ARTS / FILM
Mobile cinema allows residents to watch movies on big screen in Gaza
On the move
Published: Oct 31, 2021 05:18 PM
Palestinian children watch a movie in a mobile movie theater in Gaza City, Gaza on August 19. Photo: AFP

Palestinian children watch a movie in a mobile movie theater in Gaza City, Gaza on August 19. Photo: AFP

For the first time in his life, Aaid al-Qatanani, a young Palestinian man from the Gaza Strip, entered a cinema hall to watch a foreign movie.

The 22-year-old computer engineer was among other 40 young people who sat at red benches in a small hall of a cinema and ate popcorn while they were watching the movie.

"It was an amazing feeling to enter the cinema. I dreamed many times to watch my favorite movie there rather than on TV or websites," al-Qatanani told the Xinhua News Agency.

The cinema, different from what people usually see in other countries, is a mobile one, manufactured from a huge passenger bus.

The bus can accommodate about 50 passengers and includes a wheelchair ramp to assist the disabled. It also has an integrated security system with emergency doors, alarms, firefighting equipment, air conditioning, and ventilation and uses solar energy to run the projectors.

"Through most of my life, I used to see my father, uncles, and people around me struggle to obtain the basic needs for their families. I don't remember a time when my parents took me to the cinema to watch movies," Qatanani recalled, saying that all they cared about was to keep the family afloat.

Elham Jasir, a young woman from the Jabaliya refugee camp in the northern Gaza Strip, said she felt like she was in another place out of Gaza when she entered the cinema.

"For a moment, I felt as if I was traveling to another country that has big cinemas," the 25-year-old said as she flashed a smile.

"We need such cinemas in Gaza, especially as they would revive our cultural life that disappeared among the Gaza crises," she said.

Both Qatanani and Jasir expressed their hope to live an ordinary life in Gaza and have the means of entertainment and believed that this would help the people get rid of their negative energy and internal pressure.

Israel imposed a blockade on the Gaza Strip in 2007, right after the Islamic Resistance Movement (Hamas) had seized control of the coastal enclave. 

The Israeli blockade, the internal Palestinian divisions between Gaza and the West Bank, in addition to the four Israeli wars waged over the past 13 years, had left the territory with high poverty and unemployment rates.

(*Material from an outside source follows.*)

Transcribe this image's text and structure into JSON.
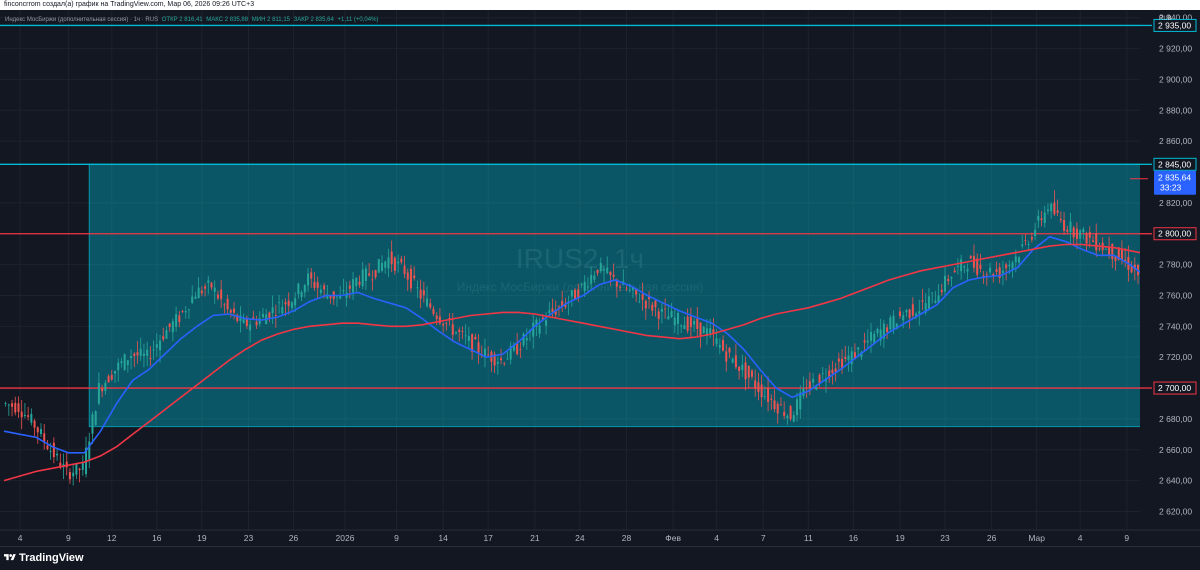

According to figures from Gaza-based rights groups, 55 percent of the people in the Gaza Strip, a home for 2 million Palestinians, suffer from depression, while 50 percent of the children in the coastal enclave are in need of psychological support.

"In the 1990s, the situation was not like this," Amina Abed, a 56-year-old woman from Gaza, told Xinhua, saying "we were able to go to cinemas in Gaza and enjoy our times as well as live in peace and security."

The woman recalled that she and her friends used to visit cinemas to watch dozens of Arab and foreign films without any sort of social restriction.

The first cinema in Gaza was built in 1944 and by the late 1960s, there were 10 others.

However, disputes among political forces and Islamic parties caused the closure of cinemas during the first Palestinian intifada in 1987 and they have remained closed due to government and political restrictions.

A nongovernment organization, Save Youth Future Society, launched the mobile cinema project to allow Gazans to enjoy their time, according to Engi Abu Obaidullah, the project coordinator.

"We aim to revive art and culture in Gaza and promote positive concepts within Palestinian society and enhance the presence of all aspects of culture," she said.

Obaidullah said he hopes the mobile cinema can be the first step for the reopening of normal cinemas in the coastal enclave, bringing more cultural activities back to the people who have suffered long enough in conflict and blockade.